Solved – Hyperparameter optimization with random search

hyperparametermachine learningoptimization

I would like to do a random search for hyperparameter optimization. The procedure can be found in link. One possibility is to define a fine grid and take random combinations. A better approach would be to define a distribution for each parameter.

I'm thinking about optimizing SVM with parameters C and gamma (RBF kernel) and also k-nearest neighbours. Of course C and gamma are continuous while k is discrete.

What distributions can be choosen for C, gamma and k?

Second, let's assume a random search optimization over parameters which have to sum to one. How could one incorporate this constraint into the search?

Best Answer

What distributions can be choosen for C, gamma and k?

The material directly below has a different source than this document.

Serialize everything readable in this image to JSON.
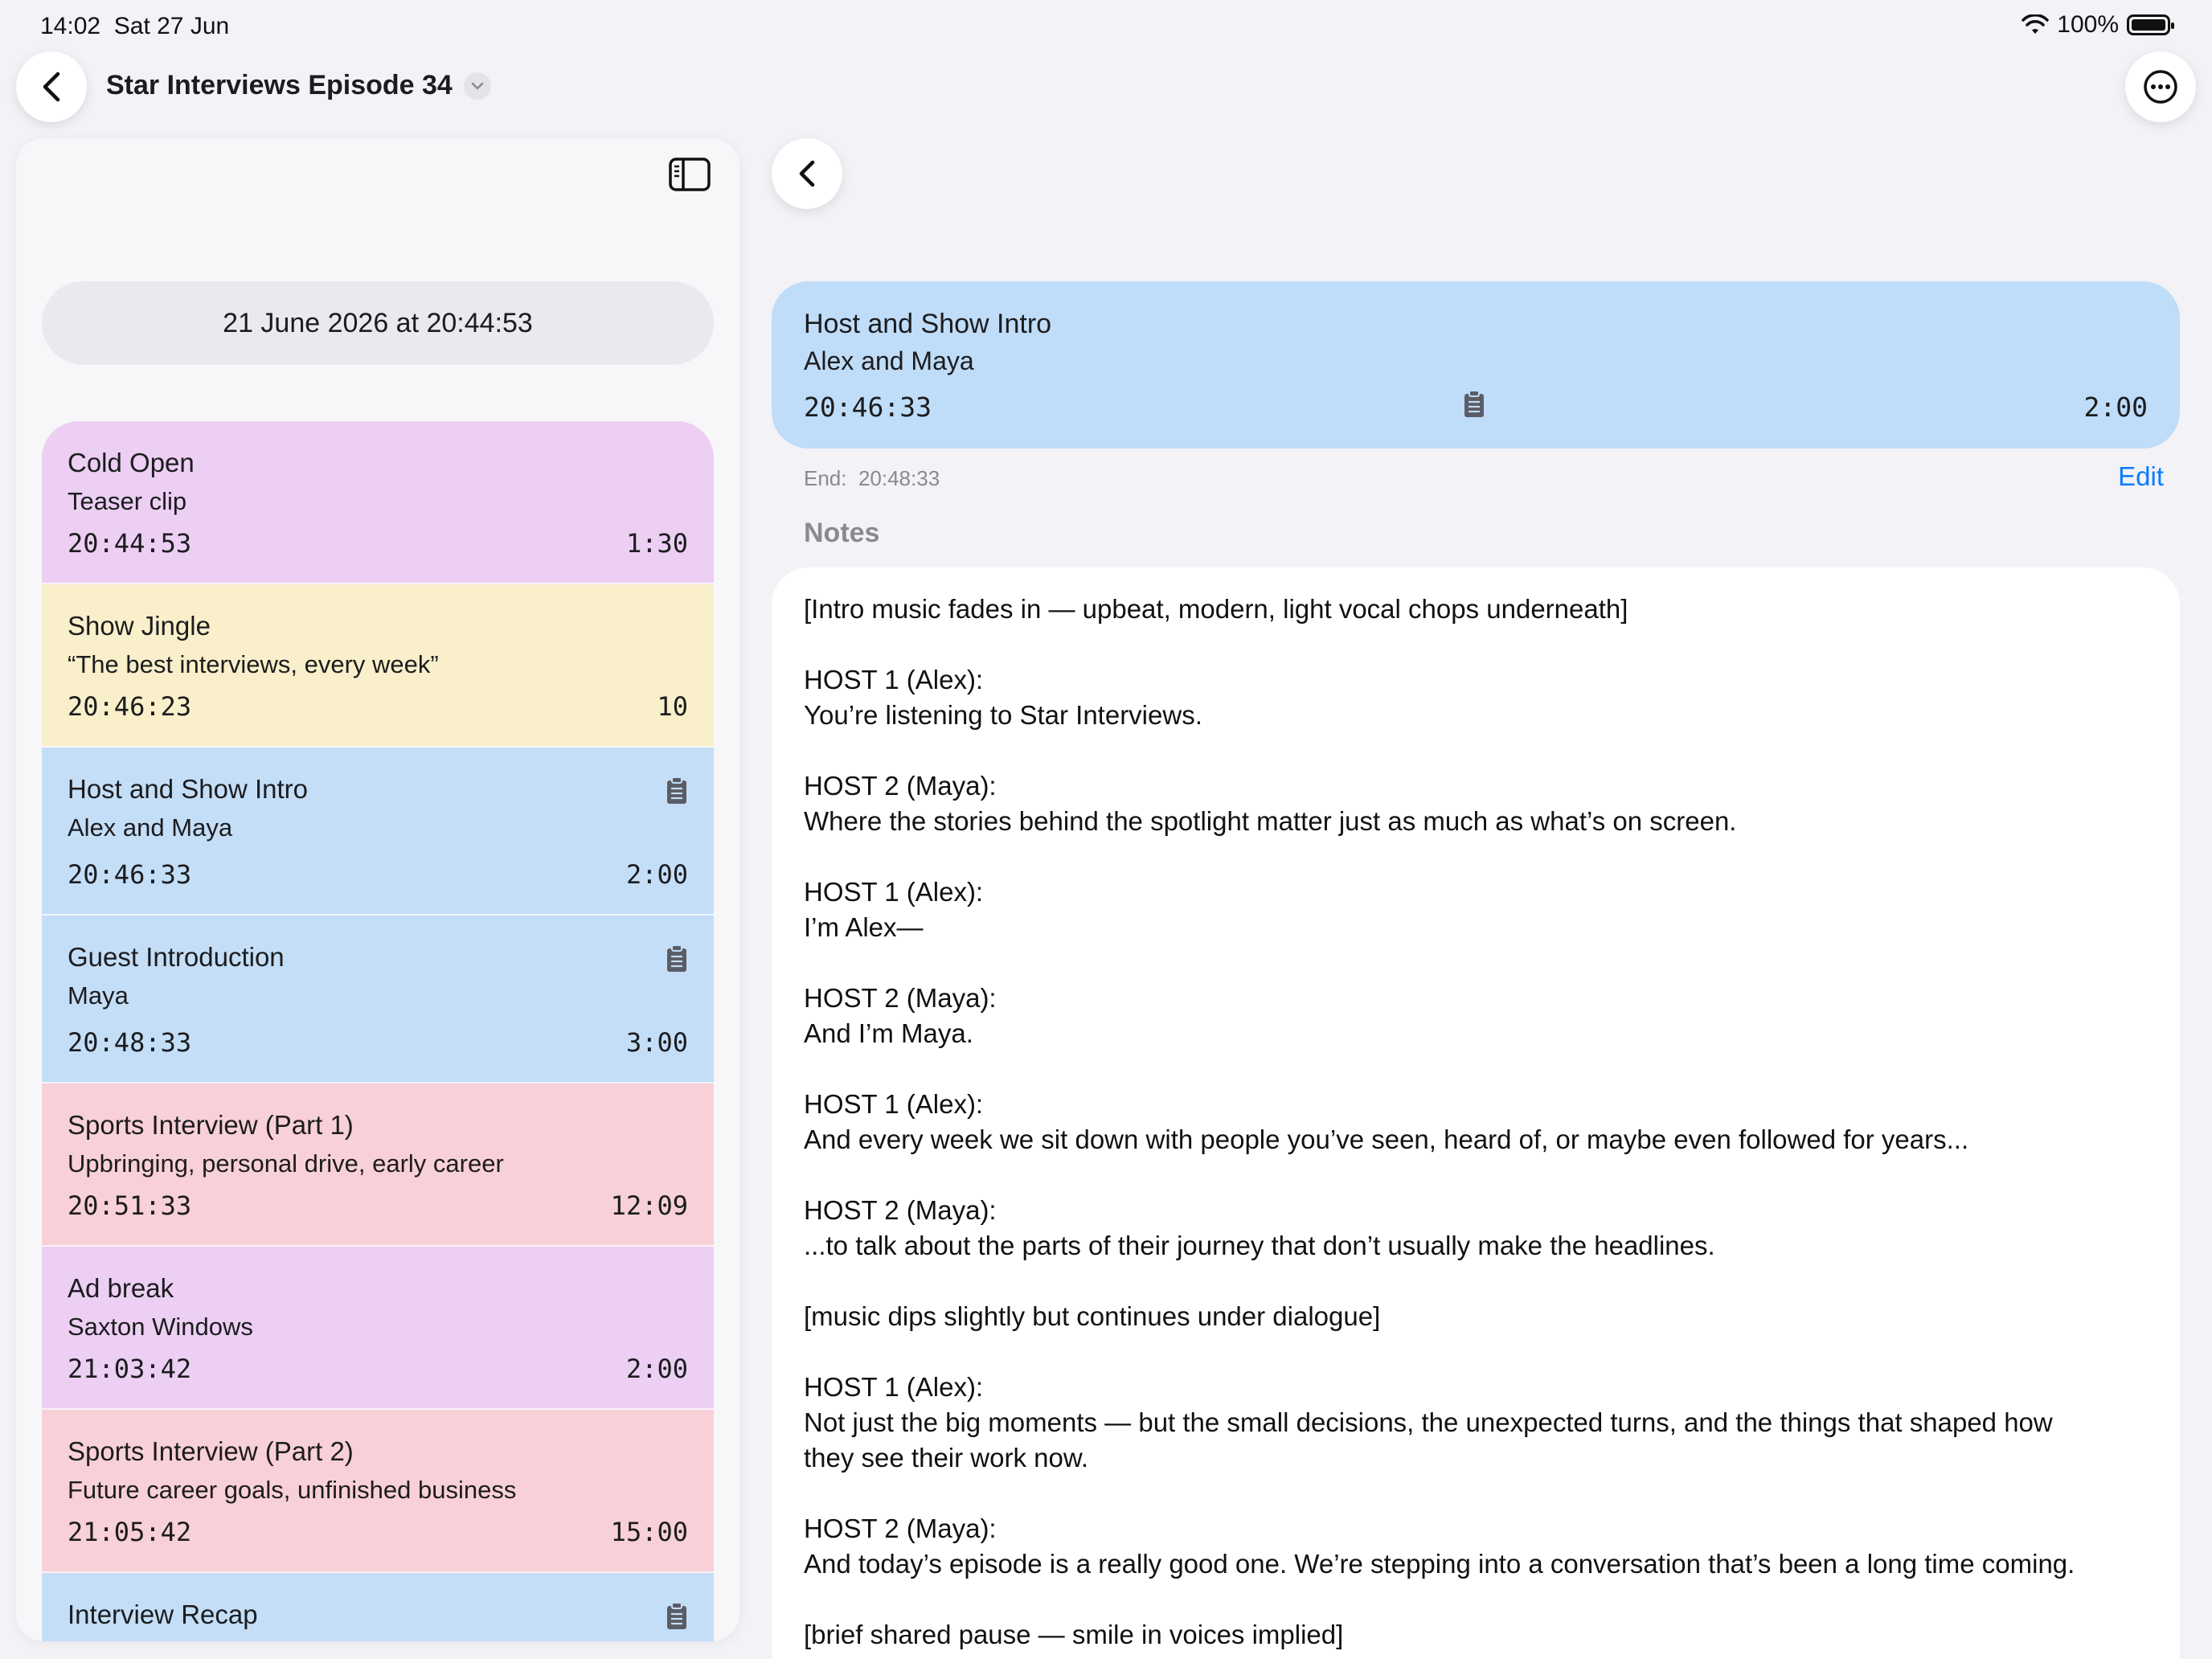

To reproduce results from other methods, define a box and sample uniformly in the box. This will parallel the procedure of grid search, or any other tuning method, since each point is equally likely a priori.

But if you want some distributions more informative than these, then you'll have to work that out for the problem at hand because that is inherently a context-dependent question: some problems have larger/smaller $\gamma$ and $C$ than others, which is why we tune hyper-parameters in the first place.

If you decide to make this a fully Bayesian problem with informative probabilities over hyper-parameters, embedding the problem as a logistic regression can create a direct path to probability models.

Second, let's assume a random search optimization over parameters which have to sum to one. How could one incorporate this constraint into the search?

Use a stick-breaking process. You start with a unit interval, and pick a point in the interval according to a probabiltiy distribution over the unit interval. Then you iterate $k-1$ times the process for the interval "to the right" (or left) of the chosen point. At the end, you'll have $k$ value which sum to 1.

You could also review the stan documentation pertaining to sampling of simplex random variables for an alternative presentation of the concept.